For those packed into the confines of the Avalon Cafe, Glasto head honcho Michael Eavis - introduced as “The godfather of festival fun, chief cow herder, the singing milkman” - does a lot to amp up the feel good factor, playing his annual opening set, covering a host of karaoke classics. From Elvis’ ‘I Can’t Help Falling In Love With You’ and ‘Suspicious Minds’ to a so-terrible-it’s-brilliant duet of ‘Something Stupid’ with daughter and festival co-organiser Emily, it’s a wonderfully grin-inducing start.
Someone also clearly keen to capitalise on the jovial mood around the farm is Ross From Friends, who takes to the Wow stage in the festival’s Silver Hayes dance district at sunset, hammering his way through an hour of pumping tech house, abundantly aware of what the packed crowd want, and even keener to hand it to them on a plate. Silver Hayes also plays host to a live broadcast from Annie Mac on Radio 1, where she’s joined by the likes of Patrick Topping and Jon Hopkins, who brings his glitchy, fidgety techno to the airwaves and the BBC Introducing Stage, offering only a hint of what’s to come when he headlines the West Holts Stage on Friday night.
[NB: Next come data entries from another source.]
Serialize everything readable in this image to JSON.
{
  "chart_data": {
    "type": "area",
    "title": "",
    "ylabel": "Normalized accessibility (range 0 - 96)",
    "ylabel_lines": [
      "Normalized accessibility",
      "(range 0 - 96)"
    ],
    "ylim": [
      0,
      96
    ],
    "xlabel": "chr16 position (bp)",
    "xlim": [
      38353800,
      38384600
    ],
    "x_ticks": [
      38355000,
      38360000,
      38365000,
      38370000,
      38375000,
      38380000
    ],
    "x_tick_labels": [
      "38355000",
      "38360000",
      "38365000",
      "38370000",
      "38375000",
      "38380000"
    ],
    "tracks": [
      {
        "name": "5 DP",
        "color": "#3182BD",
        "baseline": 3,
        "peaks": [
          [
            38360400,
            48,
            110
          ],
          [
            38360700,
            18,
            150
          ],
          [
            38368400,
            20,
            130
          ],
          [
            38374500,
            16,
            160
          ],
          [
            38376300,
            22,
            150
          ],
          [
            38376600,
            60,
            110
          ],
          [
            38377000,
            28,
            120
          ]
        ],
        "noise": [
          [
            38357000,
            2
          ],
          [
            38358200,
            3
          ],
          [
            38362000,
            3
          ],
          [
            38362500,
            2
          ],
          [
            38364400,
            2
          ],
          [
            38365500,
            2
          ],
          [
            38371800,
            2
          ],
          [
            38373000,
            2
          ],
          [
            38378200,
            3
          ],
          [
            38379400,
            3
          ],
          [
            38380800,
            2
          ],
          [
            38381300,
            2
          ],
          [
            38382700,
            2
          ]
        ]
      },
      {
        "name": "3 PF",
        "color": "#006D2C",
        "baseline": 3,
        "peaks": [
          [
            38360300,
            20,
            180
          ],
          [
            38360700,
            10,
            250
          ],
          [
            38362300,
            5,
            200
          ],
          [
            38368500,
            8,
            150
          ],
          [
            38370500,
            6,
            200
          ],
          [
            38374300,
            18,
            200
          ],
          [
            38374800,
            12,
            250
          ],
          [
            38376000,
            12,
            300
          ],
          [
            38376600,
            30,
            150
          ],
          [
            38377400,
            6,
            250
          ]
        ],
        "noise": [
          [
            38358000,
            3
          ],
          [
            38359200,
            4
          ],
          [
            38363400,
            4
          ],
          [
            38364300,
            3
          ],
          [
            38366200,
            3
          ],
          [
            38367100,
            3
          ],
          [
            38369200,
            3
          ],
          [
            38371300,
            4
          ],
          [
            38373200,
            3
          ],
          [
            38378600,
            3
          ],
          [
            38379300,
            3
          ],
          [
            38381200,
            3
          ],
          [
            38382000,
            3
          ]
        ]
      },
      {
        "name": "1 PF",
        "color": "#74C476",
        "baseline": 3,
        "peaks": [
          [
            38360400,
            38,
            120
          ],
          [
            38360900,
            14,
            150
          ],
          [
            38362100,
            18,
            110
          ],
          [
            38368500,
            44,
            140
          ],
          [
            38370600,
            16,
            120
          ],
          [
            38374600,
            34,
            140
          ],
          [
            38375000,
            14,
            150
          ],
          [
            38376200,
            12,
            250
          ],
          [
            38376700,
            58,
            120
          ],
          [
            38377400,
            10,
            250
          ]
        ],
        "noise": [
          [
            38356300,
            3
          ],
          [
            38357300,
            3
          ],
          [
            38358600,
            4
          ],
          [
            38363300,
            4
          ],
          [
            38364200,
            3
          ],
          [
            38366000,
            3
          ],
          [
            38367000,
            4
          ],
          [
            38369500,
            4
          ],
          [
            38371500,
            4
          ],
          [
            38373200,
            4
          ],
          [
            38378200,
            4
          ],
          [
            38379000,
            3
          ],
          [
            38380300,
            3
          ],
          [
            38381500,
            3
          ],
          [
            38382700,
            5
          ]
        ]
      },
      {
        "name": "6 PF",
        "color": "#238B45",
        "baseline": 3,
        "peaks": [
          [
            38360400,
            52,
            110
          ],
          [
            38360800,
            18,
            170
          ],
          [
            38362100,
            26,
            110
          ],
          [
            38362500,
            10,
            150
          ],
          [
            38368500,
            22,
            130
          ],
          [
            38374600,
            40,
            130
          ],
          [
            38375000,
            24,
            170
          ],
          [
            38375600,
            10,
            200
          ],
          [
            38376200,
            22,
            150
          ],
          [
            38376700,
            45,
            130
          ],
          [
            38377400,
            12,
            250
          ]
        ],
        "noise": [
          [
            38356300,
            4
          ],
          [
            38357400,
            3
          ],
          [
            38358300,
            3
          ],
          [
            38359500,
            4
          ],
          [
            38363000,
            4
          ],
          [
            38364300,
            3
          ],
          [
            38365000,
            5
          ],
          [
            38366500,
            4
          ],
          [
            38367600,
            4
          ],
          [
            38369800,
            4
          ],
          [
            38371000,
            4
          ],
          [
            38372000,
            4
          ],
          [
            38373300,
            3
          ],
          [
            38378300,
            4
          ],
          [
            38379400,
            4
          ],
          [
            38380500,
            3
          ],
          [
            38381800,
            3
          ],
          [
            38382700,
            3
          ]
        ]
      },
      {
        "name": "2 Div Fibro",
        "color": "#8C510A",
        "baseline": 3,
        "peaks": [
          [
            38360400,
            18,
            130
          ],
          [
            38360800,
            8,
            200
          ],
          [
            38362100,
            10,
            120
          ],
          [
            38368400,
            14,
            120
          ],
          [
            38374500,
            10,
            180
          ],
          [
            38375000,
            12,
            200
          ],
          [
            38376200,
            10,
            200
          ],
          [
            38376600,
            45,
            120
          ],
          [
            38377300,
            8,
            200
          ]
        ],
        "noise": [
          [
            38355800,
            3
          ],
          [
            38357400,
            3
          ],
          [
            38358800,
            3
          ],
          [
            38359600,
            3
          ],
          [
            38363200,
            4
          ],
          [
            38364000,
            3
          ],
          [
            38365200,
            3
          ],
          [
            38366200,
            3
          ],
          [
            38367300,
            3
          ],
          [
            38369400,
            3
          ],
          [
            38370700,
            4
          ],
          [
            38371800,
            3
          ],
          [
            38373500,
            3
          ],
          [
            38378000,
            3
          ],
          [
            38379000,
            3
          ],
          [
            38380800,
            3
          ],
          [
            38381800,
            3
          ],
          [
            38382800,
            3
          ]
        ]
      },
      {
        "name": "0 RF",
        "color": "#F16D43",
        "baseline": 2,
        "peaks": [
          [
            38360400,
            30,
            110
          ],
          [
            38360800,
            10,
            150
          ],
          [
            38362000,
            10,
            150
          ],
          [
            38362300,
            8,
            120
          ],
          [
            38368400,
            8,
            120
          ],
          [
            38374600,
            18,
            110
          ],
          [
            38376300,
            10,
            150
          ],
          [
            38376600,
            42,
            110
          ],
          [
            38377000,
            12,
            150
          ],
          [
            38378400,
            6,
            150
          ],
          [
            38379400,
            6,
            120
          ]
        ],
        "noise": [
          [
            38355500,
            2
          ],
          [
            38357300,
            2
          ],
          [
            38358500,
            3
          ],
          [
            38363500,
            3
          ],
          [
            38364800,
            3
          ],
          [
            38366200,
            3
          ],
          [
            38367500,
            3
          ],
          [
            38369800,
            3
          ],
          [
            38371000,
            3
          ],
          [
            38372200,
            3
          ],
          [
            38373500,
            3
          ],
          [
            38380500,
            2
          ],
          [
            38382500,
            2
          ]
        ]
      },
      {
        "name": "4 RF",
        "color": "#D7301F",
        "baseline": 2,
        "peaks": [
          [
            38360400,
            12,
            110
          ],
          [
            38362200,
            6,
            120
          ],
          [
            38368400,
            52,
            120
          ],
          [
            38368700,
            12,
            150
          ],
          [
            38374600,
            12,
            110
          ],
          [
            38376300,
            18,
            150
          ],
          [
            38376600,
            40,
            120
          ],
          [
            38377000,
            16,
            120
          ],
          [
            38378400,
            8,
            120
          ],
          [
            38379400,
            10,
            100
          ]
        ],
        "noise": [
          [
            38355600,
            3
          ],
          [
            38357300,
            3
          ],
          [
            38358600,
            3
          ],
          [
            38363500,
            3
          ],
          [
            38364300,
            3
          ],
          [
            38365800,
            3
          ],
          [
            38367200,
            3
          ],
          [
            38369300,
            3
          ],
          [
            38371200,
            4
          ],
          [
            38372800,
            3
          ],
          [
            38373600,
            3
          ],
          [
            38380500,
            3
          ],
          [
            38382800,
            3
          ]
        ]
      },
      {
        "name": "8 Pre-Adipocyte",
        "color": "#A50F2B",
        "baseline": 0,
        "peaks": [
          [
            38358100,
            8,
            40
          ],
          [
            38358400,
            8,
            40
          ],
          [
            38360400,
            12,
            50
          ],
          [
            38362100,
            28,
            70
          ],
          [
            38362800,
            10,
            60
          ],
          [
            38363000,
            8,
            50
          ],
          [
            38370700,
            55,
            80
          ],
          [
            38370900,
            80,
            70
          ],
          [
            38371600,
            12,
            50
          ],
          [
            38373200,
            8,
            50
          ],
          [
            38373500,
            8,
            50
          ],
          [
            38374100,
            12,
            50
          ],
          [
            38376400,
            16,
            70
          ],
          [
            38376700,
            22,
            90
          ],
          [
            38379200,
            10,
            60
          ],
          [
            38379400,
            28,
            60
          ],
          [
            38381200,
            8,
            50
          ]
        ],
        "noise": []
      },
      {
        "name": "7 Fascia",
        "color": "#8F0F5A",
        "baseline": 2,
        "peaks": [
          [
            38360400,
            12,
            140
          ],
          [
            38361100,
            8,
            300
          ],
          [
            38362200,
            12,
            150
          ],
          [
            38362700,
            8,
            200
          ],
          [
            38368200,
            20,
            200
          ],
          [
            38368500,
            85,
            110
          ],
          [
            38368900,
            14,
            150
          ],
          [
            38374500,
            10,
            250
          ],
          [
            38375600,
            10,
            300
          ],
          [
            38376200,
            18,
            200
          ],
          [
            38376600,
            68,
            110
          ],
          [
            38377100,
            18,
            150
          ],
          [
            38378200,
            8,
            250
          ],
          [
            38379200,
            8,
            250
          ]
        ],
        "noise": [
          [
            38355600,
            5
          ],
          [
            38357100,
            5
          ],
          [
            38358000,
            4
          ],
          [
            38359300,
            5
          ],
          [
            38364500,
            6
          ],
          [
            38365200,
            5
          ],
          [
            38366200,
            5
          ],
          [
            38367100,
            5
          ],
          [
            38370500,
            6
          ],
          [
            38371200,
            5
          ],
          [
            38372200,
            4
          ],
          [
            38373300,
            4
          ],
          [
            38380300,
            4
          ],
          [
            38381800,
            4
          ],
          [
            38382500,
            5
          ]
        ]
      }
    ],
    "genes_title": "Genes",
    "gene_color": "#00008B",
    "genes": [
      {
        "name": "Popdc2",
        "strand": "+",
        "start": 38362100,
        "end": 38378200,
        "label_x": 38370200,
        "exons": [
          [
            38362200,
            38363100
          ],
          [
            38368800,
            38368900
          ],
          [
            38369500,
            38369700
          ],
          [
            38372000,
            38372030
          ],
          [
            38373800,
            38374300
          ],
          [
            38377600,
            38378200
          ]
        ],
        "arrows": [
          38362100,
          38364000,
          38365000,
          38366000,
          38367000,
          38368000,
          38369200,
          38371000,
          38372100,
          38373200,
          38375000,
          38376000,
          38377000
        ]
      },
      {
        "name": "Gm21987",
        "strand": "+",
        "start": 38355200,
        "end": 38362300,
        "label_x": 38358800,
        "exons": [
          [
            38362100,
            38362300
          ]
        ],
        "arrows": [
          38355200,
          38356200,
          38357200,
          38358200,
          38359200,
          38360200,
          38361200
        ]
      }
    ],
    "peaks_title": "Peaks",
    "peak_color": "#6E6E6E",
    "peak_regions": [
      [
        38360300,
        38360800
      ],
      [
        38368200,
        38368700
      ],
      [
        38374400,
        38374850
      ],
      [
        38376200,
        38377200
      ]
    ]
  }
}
As always on Glastonbury’s warm-up day, there are a couple of unannounced surprises over on William’s Green. One punter, who we overhear convinced that the unnamed guest is Lady Gaga, might be slightly disappointed when The Big Moon stride out on stage, kicking off the road to their forthcoming second album, but for the rest of the packed tent, they’re a winner.
Sporting an enormous tutu and Kurt Cobain-esque white shades, singer Jules Jackson is her most badass self, kicking off with old favourite ‘Sucker’, while the handful of new songs they debut tonight suggest they’ve been broadening their palette during their stint in the writing room. The first begins in antsy fashion, all ominous group chants and moody vibes, before exploding into a classic Big Moon climax, while another finds them venturing into more electronic territory with looped backing. The best of the newies, however, comes last; a big, shoulder shimmy of a disco romp, it’s probably the finest song they’ve penned to date.
Word has clearly got out that, ahead of their big John Peel stage slot, Pale Waves are tonight’s second special guests; predictably, there’s a crowd heaving out the door. Though offering less new tricks - tonight’s set sticks pretty firmly to last year’s debut LP - these shows feel more like an underlining of how far the Manchester quartet have come. Playing their first ever show on Pilton’s beloved soil, the band are far from newbies, instead offering up the likes of ‘Television Romance’ and ‘There’s A Honey’ like they’re firmly established classics. When they reach the big stage on Friday, they’ll be sure to cement their position as one of the UK’s recent breakthrough successes.